The count could provide answers or create more squabbles in a diverse nation riven by sectarian violence following the US invasion in 2003 and now trying to bolster fragile security gains while deciding how to share out its vast oil wealth. Iraq has the world’s 3rd largest crude oil reserves.
The autonomous Kurdish region in the north claims Kirkuk as its own. The census will determine whether Kurds are the biggest ethnic bloc in the city, which could bolster that claim. It will also find out how many people live in Iraqi Kurdistan, which will define its slice of central government revenues, currently 17 percent. If the census finds Kurds are a greater percentage of the total population, the constitution says the region gets more money, and retroactive payments.
Numbers, not politics
What it won’t do, Alak said, is attempt to determine which of the hotly disputed areas belong to whom. “It is not our business to decide their destiny,” Alak, the head of the Central Organzsation for Statistics and Information Technology (COSIT), said in an interview this week. “We count the people in the province where they live. Deciding the destiny of the areas is the business of the politicians.”
The census will be the first to include the Kurdish region since 1987. A 1997 census counted 19 million Iraqis and officials estimated there were another 3 million in the Kurdish north. The current national population is believed to be “not less than 30 million,” Alak said.

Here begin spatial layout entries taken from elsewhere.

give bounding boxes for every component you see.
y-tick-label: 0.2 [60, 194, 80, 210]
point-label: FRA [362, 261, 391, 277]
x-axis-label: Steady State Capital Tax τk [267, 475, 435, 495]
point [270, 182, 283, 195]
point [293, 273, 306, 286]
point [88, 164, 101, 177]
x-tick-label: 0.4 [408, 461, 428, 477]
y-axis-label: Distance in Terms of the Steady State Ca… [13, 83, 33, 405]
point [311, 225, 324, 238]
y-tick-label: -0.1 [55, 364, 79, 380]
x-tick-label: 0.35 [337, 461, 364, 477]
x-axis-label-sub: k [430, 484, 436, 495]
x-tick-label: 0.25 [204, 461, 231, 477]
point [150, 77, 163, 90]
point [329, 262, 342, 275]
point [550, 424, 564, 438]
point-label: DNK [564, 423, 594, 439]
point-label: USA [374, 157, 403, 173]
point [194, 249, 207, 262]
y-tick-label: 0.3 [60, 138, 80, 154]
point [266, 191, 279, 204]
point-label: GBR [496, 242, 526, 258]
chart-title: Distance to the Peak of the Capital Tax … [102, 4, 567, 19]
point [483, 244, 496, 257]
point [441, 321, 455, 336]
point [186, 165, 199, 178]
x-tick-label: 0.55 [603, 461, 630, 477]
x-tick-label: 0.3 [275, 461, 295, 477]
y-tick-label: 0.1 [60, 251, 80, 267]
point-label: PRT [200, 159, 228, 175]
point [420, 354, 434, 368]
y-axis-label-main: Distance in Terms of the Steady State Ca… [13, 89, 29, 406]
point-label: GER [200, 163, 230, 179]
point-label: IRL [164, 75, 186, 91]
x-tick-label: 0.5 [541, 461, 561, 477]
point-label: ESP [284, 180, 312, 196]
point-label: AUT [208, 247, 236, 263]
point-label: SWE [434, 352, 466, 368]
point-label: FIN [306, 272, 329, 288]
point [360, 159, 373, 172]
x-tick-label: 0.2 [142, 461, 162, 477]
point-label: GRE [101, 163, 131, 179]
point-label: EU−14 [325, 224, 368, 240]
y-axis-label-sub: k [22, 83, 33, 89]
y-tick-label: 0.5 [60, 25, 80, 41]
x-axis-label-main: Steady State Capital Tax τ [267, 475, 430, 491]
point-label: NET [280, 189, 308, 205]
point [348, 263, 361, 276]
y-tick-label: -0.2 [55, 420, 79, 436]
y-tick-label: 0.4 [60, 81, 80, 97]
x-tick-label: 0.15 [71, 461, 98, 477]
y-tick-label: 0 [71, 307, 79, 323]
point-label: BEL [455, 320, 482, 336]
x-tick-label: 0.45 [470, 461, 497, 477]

“We started three months ago the listing and mapping process that is the backbone of our work,” he said. “We have initial numbers of houses, buildings, families, and individuals.” The census will show the religious makeup of a predominantly Muslim nation but will deliberately not ask a resident’s sect. Sectarian fighting has killed tens of thousands since Saddam Hussein’s minority Sunni-led regime was deposed and majority Shiites gained political power.